As described in our response to comment (1), the stall durations were separated from the attachment durations. This improved the measurement accuracy and revealed that and are uncorrelated (Fig. 3c). We appreciate this constructive comment.

Reviewer #2 (Recommendations for the authors):

(1) Off-axis forces are described as 'upward', 'perpendicular', and 'horizontal'. Consider referring to off-axis force, and if necessary, defining the direction of the force(s) relative to the axis of the immobilised MT. If necessary, a cartoon of XYZ axes might be added to F1c?

An XZ axis was added to the schematic in Fig. 1c.

(2) If I understand correctly, stall forces are calculated by averaging the entire region in which the angular fluctuation is reduced below a threshold. In cases like the 3rd and 7th events on the trace in F1a, this will reduce the average. Perhaps consider separately averaging the later time points in each stall event? Perhaps also consider correlating the angular fluctuation signals and the spring length signal? Some fluctuations during stall plateaus might indicate slip back and re-engage events?

Instead of separately averaging the later time points in each stall event, we separated the stall force duration from the overall attachment duration (Fig. 3). This allowed us to obtain more accurate stall force values. The relationship between the NS length and the angular fluctuation during KIF1A slip-back events differed among individual stall events, and no clear trend was observed. Two representative examples are shown in the Author response image 1.

Author response image 1.

(3) Please describe all relevant methods fully instead of referencing previous work. For example, nanospring preparation refers readers to reference 21 (which in turn references an earlier paper).

We revised the Methods section to include the procedures described in the previous reference, and we added the sequence information of the DNA origami to the supplementary information.

(4) Were any experiments tried at reduced ATP concentration?

(5) Were any data obtained from WT KIF5B? For kinesin-1, stall plateau forces of >7 pN are obtained.

This study focused on comparing the stall forces of wild-type and KAND-related mutant KIF1A molecules under physiological ATP conditions, as our main goal was to characterize the disease-relevant phenotypes. Experiments at reduced ATP concentrations and with WT KIF5B are indeed important future directions but are beyond the scope of the present study. These follow-up experiments are currently in progress.

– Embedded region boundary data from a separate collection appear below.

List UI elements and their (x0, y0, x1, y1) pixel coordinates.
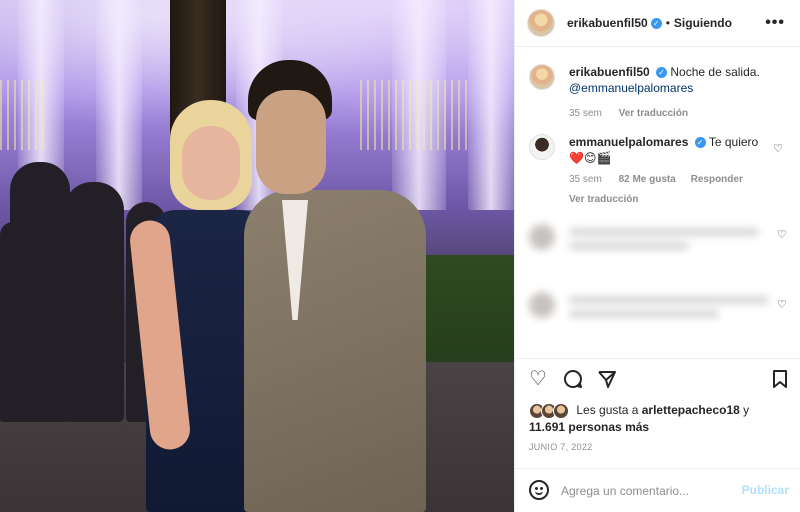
blurred-comment (529, 288, 791, 328)
reply-button[interactable]: Responder (691, 174, 743, 185)
comment-meta: 35 sem 82 Me gusta Responder (569, 172, 779, 188)
caption-body: erikabuenfil50 ✓ Noche de salida. @emman… (569, 64, 779, 122)
post-sidebar: erikabuenfil50 ✓ • Siguiendo ••• erikabu… (514, 0, 800, 512)
heart-outline-icon[interactable]: ♡ (773, 142, 783, 155)
translate-link[interactable]: Ver traducción (569, 194, 638, 205)
add-comment-bar: Publicar (515, 468, 800, 512)
verified-badge-icon: ✓ (694, 137, 706, 149)
commenter-avatar[interactable] (529, 134, 555, 160)
blurred-line (569, 242, 689, 250)
author-username[interactable]: erikabuenfil50 (567, 16, 648, 30)
heart-outline-icon[interactable]: ♡ (777, 228, 793, 241)
likes-prefix: Les gusta a (576, 403, 639, 417)
caption-age[interactable]: 35 sem (569, 108, 602, 119)
comment-age[interactable]: 35 sem (569, 174, 602, 185)
blurred-line (569, 296, 769, 304)
blurred-avatar (529, 224, 555, 250)
caption-meta: 35 sem Ver traducción (569, 106, 779, 122)
comments-list[interactable]: erikabuenfil50 ✓ Noche de salida. @emman… (515, 48, 800, 358)
taupe-suit (244, 190, 426, 512)
caption-mention[interactable]: @emmanuelpalomares (569, 81, 693, 95)
heart-outline-icon[interactable]: ♡ (529, 369, 547, 389)
drape (96, 0, 142, 210)
blurred-line (569, 228, 759, 236)
blurred-avatar (529, 292, 555, 318)
following-button[interactable]: Siguiendo (674, 16, 732, 30)
heart-outline-icon[interactable]: ♡ (777, 298, 793, 311)
author-avatar[interactable] (529, 64, 555, 90)
comment-input[interactable] (561, 481, 737, 501)
translate-link[interactable]: Ver traducción (619, 108, 688, 119)
comment-item: emmanuelpalomares ✓ Te quiero ❤️😊🎬 35 se… (529, 134, 791, 205)
comment-text: Te quiero (708, 135, 759, 149)
emoji-smile-icon[interactable] (529, 480, 549, 500)
likes-connector: y (743, 403, 750, 417)
verified-badge-icon: ✓ (650, 17, 662, 29)
comment-likes[interactable]: 82 Me gusta (619, 174, 676, 185)
caption-text: Noche de salida. (670, 65, 760, 79)
author-avatar[interactable] (527, 9, 555, 37)
comment-emojis: ❤️😊🎬 (569, 151, 612, 165)
caption: erikabuenfil50 ✓ Noche de salida. @emman… (529, 64, 791, 124)
comment-username[interactable]: emmanuelpalomares (569, 135, 688, 149)
blurred-comment (529, 220, 791, 260)
action-bar: ♡ (515, 358, 800, 400)
comment-bubble-icon[interactable] (563, 369, 583, 393)
more-options-icon[interactable]: ••• (765, 14, 785, 32)
woman-face (182, 126, 240, 200)
caption-username[interactable]: erikabuenfil50 (569, 65, 650, 79)
guest-silhouette (64, 182, 124, 422)
likes-summary: Les gusta a arlettepacheco18 y 11.691 pe… (529, 402, 791, 435)
liker-avatars (529, 402, 573, 419)
header-separator: • (665, 16, 670, 30)
post-photo[interactable] (0, 0, 514, 512)
comment-translate-row: Ver traducción (569, 192, 779, 208)
liker-avatar (553, 402, 569, 419)
drape (468, 0, 514, 210)
string-lights (0, 80, 48, 150)
likes-count[interactable]: 11.691 personas más (529, 420, 649, 434)
publish-button[interactable]: Publicar (742, 483, 789, 497)
verified-badge-icon: ✓ (656, 67, 668, 79)
bookmark-outline-icon[interactable] (771, 369, 789, 393)
man-face (256, 90, 326, 194)
post-header: erikabuenfil50 ✓ • Siguiendo ••• (515, 0, 800, 47)
paper-plane-icon[interactable] (597, 369, 617, 393)
man-figure (244, 60, 426, 512)
guest-silhouette (0, 222, 26, 422)
comment-body: emmanuelpalomares ✓ Te quiero ❤️😊🎬 35 se… (569, 134, 779, 208)
instagram-post: erikabuenfil50 ✓ • Siguiendo ••• erikabu… (0, 0, 800, 512)
liker-username[interactable]: arlettepacheco18 (642, 403, 740, 417)
post-date[interactable]: JUNIO 7, 2022 (529, 442, 592, 452)
blurred-line (569, 310, 719, 318)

(6) In Figure 1b, consider showing the attachment to the mutant KIF5B, and reversing the orientation so it corresponds to Figure 1c.

KIF1A and KIF5B share the same binding method, so to indicate that the schematic in Fig. 1b represents both, we replaced ‘KIF1A’ with ‘Kinesin’.

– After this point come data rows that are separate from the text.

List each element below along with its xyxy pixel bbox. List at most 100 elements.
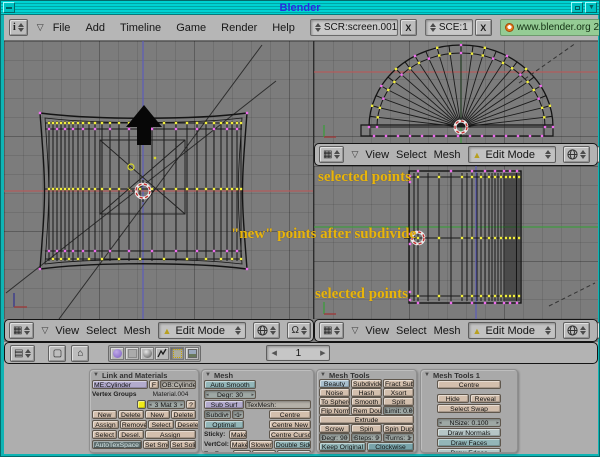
centre-button[interactable]: Centre: [269, 410, 311, 419]
mode-dropdown[interactable]: ▲Edit Mode: [158, 322, 247, 339]
mode-dropdown[interactable]: ▲Edit Mode: [468, 322, 557, 339]
object-name-field[interactable]: OB:Cylinder: [160, 380, 196, 389]
editor-type-button[interactable]: ▦: [9, 322, 34, 339]
sticky-make-button[interactable]: Make: [229, 430, 247, 439]
smooth-button[interactable]: Smooth: [351, 397, 382, 406]
menu-render[interactable]: Render: [221, 22, 257, 34]
panel-collapse-icon[interactable]: ▼: [424, 372, 430, 378]
double-sided-toggle[interactable]: Double Sided: [274, 440, 311, 449]
subdivide-button[interactable]: Subdivide: [351, 379, 382, 388]
vgroup-deselect-button[interactable]: Desel.: [118, 430, 143, 439]
editor-type-button[interactable]: ▦: [319, 322, 344, 339]
material-question-button[interactable]: ?: [186, 400, 196, 409]
faster-draw-button[interactable]: FasterDr: [252, 450, 276, 453]
noise-button[interactable]: Noise: [319, 388, 350, 397]
extrude-dup-button[interactable]: Extrude Dup: [319, 451, 366, 453]
frame-number-field[interactable]: ◀ 1 ▶: [266, 345, 330, 361]
menu-mesh[interactable]: Mesh: [434, 325, 461, 337]
centre-new-button[interactable]: Centre New: [269, 420, 311, 429]
set-smooth-button[interactable]: Set Smoo: [143, 440, 169, 449]
clockwise-toggle[interactable]: Clockwise: [367, 442, 414, 451]
material-delete-button[interactable]: Delete: [171, 410, 196, 419]
vertcol-make-button[interactable]: Make: [230, 440, 248, 449]
menu-help[interactable]: Help: [272, 22, 295, 34]
fake-user-button[interactable]: F: [149, 380, 159, 389]
menu-add[interactable]: Add: [85, 22, 105, 34]
material-assign-button[interactable]: Assign: [145, 430, 197, 439]
texface-make-button[interactable]: Make: [233, 450, 251, 453]
to-sphere-button[interactable]: To Sphere: [319, 397, 350, 406]
vgroup-delete-button[interactable]: Delete: [118, 410, 143, 419]
xsort-button[interactable]: Xsort: [383, 388, 414, 397]
screen-delete-button[interactable]: X: [400, 19, 417, 36]
autotexspace-toggle[interactable]: AutoTexSpace: [92, 440, 142, 449]
frame-prev-icon[interactable]: ◀: [271, 349, 276, 357]
draw-faces-toggle[interactable]: Draw Faces: [437, 438, 501, 447]
flip-norm-button[interactable]: Flip Norm: [319, 406, 350, 415]
context-scene-button[interactable]: [185, 347, 199, 360]
pivot-dropdown[interactable]: Ω: [287, 322, 310, 339]
menu-view[interactable]: View: [55, 325, 79, 337]
split-button[interactable]: Split: [383, 397, 414, 406]
screen-selector[interactable]: SCR:screen.001: [310, 19, 398, 36]
menu-mesh[interactable]: Mesh: [434, 149, 461, 161]
fract-sub-button[interactable]: Fract Sub: [383, 379, 414, 388]
mode-dropdown[interactable]: ▲Edit Mode: [468, 146, 557, 163]
extrude-button[interactable]: Extrude: [319, 415, 414, 424]
scene-selector[interactable]: SCE:1: [425, 19, 473, 36]
menu-select[interactable]: Select: [396, 325, 427, 337]
menu-file[interactable]: File: [53, 22, 71, 34]
subdiv-render-field[interactable]: 1: [232, 410, 244, 419]
keep-original-toggle[interactable]: Keep Original: [319, 442, 366, 451]
select-swap-button[interactable]: Select Swap: [437, 404, 501, 413]
panel-collapse-icon[interactable]: ▼: [205, 372, 211, 378]
editor-type-button[interactable]: i: [9, 19, 28, 36]
panel-collapse-icon[interactable]: ▼: [93, 372, 99, 378]
reveal-button[interactable]: Reveal: [470, 394, 502, 403]
titlebar[interactable]: Blender ▼: [1, 1, 599, 15]
set-solid-button[interactable]: Set Solid: [170, 440, 196, 449]
slower-draw-button[interactable]: SlowerDr: [249, 440, 273, 449]
shading-dropdown[interactable]: [253, 322, 280, 339]
offset-field[interactable]: Offset: 1.000: [367, 451, 414, 453]
collapse-menus-icon[interactable]: ▽: [37, 22, 44, 33]
spin-button[interactable]: Spin: [351, 424, 382, 433]
menu-select[interactable]: Select: [396, 149, 427, 161]
menu-game[interactable]: Game: [176, 22, 206, 34]
material-color-swatch[interactable]: [137, 400, 146, 409]
centre-button[interactable]: Centre: [437, 380, 501, 389]
material-new-button[interactable]: New: [145, 410, 170, 419]
frame-next-icon[interactable]: ▶: [320, 349, 325, 357]
collapse-menus-icon[interactable]: ▽: [351, 149, 358, 160]
home-button[interactable]: ⌂: [71, 345, 89, 362]
scene-delete-button[interactable]: X: [475, 19, 492, 36]
viewport-front[interactable]: [4, 41, 314, 319]
shading-dropdown[interactable]: [563, 146, 590, 163]
context-logic-button[interactable]: [110, 347, 124, 360]
draw-normals-toggle[interactable]: Draw Normals: [437, 428, 501, 437]
material-index-field[interactable]: 3 Mat 3: [147, 400, 185, 409]
material-deselect-button[interactable]: Deselect: [175, 420, 199, 429]
subsurf-toggle[interactable]: Sub Surf: [204, 400, 244, 409]
degr-spin-field[interactable]: Degr: 90: [319, 433, 350, 442]
degr-field[interactable]: Degr: 30: [204, 390, 256, 399]
panel-alignment-button[interactable]: ▢: [48, 345, 66, 362]
context-object-button[interactable]: [155, 347, 169, 360]
draw-edges-toggle[interactable]: Draw Edges: [437, 448, 501, 453]
collapse-menus-icon[interactable]: ▽: [41, 325, 48, 336]
editor-type-button[interactable]: ▤: [10, 345, 35, 362]
nsize-field[interactable]: NSize: 0.100: [437, 418, 501, 427]
window-shade-button[interactable]: ▼: [585, 2, 597, 13]
steps-field[interactable]: Steps: 9: [351, 433, 382, 442]
material-select-button[interactable]: Select: [148, 420, 175, 429]
vgroup-assign-button[interactable]: Assign: [92, 420, 119, 429]
hash-button[interactable]: Hash: [351, 388, 382, 397]
context-script-button[interactable]: [125, 347, 139, 360]
limit-field[interactable]: Limit: 0.001: [383, 406, 414, 415]
vgroup-remove-button[interactable]: Remove: [120, 420, 147, 429]
context-shading-button[interactable]: [140, 347, 154, 360]
mesh-datablock-dropdown[interactable]: ME:Cylinder: [92, 380, 148, 389]
menu-timeline[interactable]: Timeline: [120, 22, 161, 34]
auto-smooth-toggle[interactable]: Auto Smooth: [204, 380, 256, 389]
context-editing-button[interactable]: [170, 347, 184, 360]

(7) In Figure 3d, add force axis. In general, please re-check all force axes. In Supplement S3, the stall plateau labels appear well above their corresponding axis ticks. In Figure 4, several mutants appear to be stalling at well over 5 pN, yet Table 1 gives a much lower value. Presumably, this reflects averaging effects?

We added the force axis to Fig. 3d. Besides, we corrected Fig. S3 and Fig. 4 because there were errors in the conversion from length to force. As the reviewer pointed out, the apparent discrepancy between the force values in Fig. 4 and Table 1 arises mainly from averaging effects.